Shut down is over. At what cost?

Shut down is over. At what cost?


FROM: the leftwing website comes a bitter announcement that the shutdown is over with a snarky headline:

The Government Shutdown Is Over and It May or May Not Be Because Democrats Folded Like a Cheap Suit

The (partial) government shutdown is over: Minutes ago, the majority of Senate Democrats voted for a three-week funding extension bill that includes a six-year extension of the Children’s Health Insurance Program, purportedly doing so in exchange for Senate majority leader Mitch McConnell’s promise to bring DACA legislation to the floor of the chamber for debate/voting no later than Feb. 8. (A substantial number of existing DACA protections for undocumented individuals brought to the U.S. as children begin expiring March 5.) That “promise,” to be clear, is not formally binding; Democrats’ leverage if he breaks it would ostensibly be to cause another shutdown.

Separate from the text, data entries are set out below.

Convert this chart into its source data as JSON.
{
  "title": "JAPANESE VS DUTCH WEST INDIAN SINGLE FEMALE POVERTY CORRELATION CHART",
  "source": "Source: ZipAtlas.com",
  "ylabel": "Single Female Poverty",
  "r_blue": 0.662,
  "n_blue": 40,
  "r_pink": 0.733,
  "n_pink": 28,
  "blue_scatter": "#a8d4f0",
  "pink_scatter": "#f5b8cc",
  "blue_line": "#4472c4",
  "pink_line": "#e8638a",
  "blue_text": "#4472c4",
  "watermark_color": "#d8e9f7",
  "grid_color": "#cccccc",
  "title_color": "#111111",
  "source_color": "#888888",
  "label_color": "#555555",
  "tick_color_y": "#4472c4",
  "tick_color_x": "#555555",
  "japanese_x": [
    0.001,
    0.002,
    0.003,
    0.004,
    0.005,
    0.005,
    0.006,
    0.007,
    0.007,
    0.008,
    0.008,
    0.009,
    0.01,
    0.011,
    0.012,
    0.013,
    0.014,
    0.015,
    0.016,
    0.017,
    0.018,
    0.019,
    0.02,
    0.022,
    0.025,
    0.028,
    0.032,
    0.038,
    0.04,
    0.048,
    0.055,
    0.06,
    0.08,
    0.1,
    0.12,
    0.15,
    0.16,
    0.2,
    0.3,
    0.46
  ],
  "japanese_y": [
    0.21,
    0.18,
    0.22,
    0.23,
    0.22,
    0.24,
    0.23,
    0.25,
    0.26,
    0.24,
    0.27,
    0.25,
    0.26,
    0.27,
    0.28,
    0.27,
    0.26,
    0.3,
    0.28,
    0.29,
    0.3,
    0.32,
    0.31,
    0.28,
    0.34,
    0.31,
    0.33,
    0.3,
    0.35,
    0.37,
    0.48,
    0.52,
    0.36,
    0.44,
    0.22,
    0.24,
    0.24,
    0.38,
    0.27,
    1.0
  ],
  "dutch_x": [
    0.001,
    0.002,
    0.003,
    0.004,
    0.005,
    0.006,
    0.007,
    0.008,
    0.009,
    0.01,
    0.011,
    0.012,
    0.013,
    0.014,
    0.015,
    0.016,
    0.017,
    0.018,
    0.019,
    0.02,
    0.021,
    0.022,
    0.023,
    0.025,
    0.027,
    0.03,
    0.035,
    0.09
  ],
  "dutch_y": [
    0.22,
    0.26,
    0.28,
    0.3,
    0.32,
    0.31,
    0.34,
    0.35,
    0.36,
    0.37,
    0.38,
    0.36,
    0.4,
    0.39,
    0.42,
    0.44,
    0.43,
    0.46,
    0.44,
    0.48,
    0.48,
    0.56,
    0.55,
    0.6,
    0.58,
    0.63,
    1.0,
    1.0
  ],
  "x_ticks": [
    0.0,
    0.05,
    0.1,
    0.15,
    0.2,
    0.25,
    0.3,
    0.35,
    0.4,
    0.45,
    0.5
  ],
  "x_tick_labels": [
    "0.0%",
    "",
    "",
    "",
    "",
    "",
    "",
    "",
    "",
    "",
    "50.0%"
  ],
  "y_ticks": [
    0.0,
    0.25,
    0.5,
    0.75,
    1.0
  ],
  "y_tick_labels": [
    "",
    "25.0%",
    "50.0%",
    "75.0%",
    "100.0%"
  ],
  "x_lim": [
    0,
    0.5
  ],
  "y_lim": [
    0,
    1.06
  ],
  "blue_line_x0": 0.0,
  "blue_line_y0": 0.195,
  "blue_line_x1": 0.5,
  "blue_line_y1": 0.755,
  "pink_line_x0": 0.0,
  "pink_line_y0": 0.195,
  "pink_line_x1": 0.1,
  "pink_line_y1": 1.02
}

Whether or not this sort-of concession was worth the Democrats’ cooperation will no doubt be a subject of much discussion in the press andamong progressives in coming days; observers have already noted that most of the few Dems who didn’t vote “yes” on the deal are either facing primary challenges from the left or are expected run for the party’s 2020 presidential nomination. 

How the shutdown hurt the military

Congress faced a number of bad options last Friday, when government funding expired for the third time this fiscal year.

But lawmakers picked the worst option of all for our military and national security: they decided to let the government shut down.

This decision will be incredibly damaging to our national security and to the men and women who work to keep us safe.

When Secretary of Defense James Mattis discussed on Friday the effects that a shutdown would have on the Department of Defense, he made multiple references to the stoic nature that is required of our warfighters when faced with trying times. All their stoicism will now be tested.

During a government shutdown, employees who are necessary for ensuring the safety of American lives and the protection of property are exempt, and have to continue working. This applies to all of our active-duty military personnel and, according to Mattis, close to half of the civilian employees at the Pentagon.

Everyone else is furloughed and stays home without pay, unless Congress specifically makes provisions for them to be paid. In 2013, Congress made such provisions. But so far, this is not the case in 2018.

It is up to the Pentagon’s senior leadership to determine who continues working and who gets furloughed. This takes time away from all the other critical challenges that the Department of Defense faces.

And decisions like these inevitably cause leadership problems, as furloughed employees wonder why their contributions are less valued than those who are not furloughed.

During a shutdown, most people who work to maintain our ships, airplanes, and tanks will be forced to stop their work, thus further delaying the upkeep that is necessary to return those platforms to action.

Acquisition programs will also be slowed or stopped, as the necessary officials will be absent. Training for reservists and the National Guard will also have to stop. This will undoubtedly add to the current readiness problems that already plague our armed forces.

These are men and women who chose to put on the uniform and risk their lives in defense of the country they believe in. In return, we, as a nation, have allowed their funds to dry up and have asked them to stoically show up to work without access to the resources they need.

All of this, despite the fact that Congress has already agreed on defense spending levels by wide margins.

Ironically, the congressional debate over funding took place on the same day that Mattis unveiled the new national defense strategy to the public. At multiple points, the strategy mentions the need for sustained, predictable, and increased investments in our nation’s armed forces to ensure that we are capable of meeting the challenges we face.

But when Congress decided to let defense funds lapse at the stroke of midnight of Jan. 19, it made sure that a sustained, predictable, and increased defense budget would be even harder to achieve.

Similarly, at the same time Mattis was outlining his vision for the future of our national defense, his deputy, Patrick Shanahan, issued guidance to the Pentagon on how to continue operations during a government shutdown.

Even though that guidance expressed hopeful words that Congress might be able to avoid a funding lapse, those hopes were dashed at midnight on Friday.

Congress has failed the American people and has been unable to fulfill its constitutional duty to provide for the common defense. This failure will be felt most acutely by our men and women in uniform.

It was an entirely avoidable situation, but instead of steering away from the cliff, 49 senators chose to drive right off of it.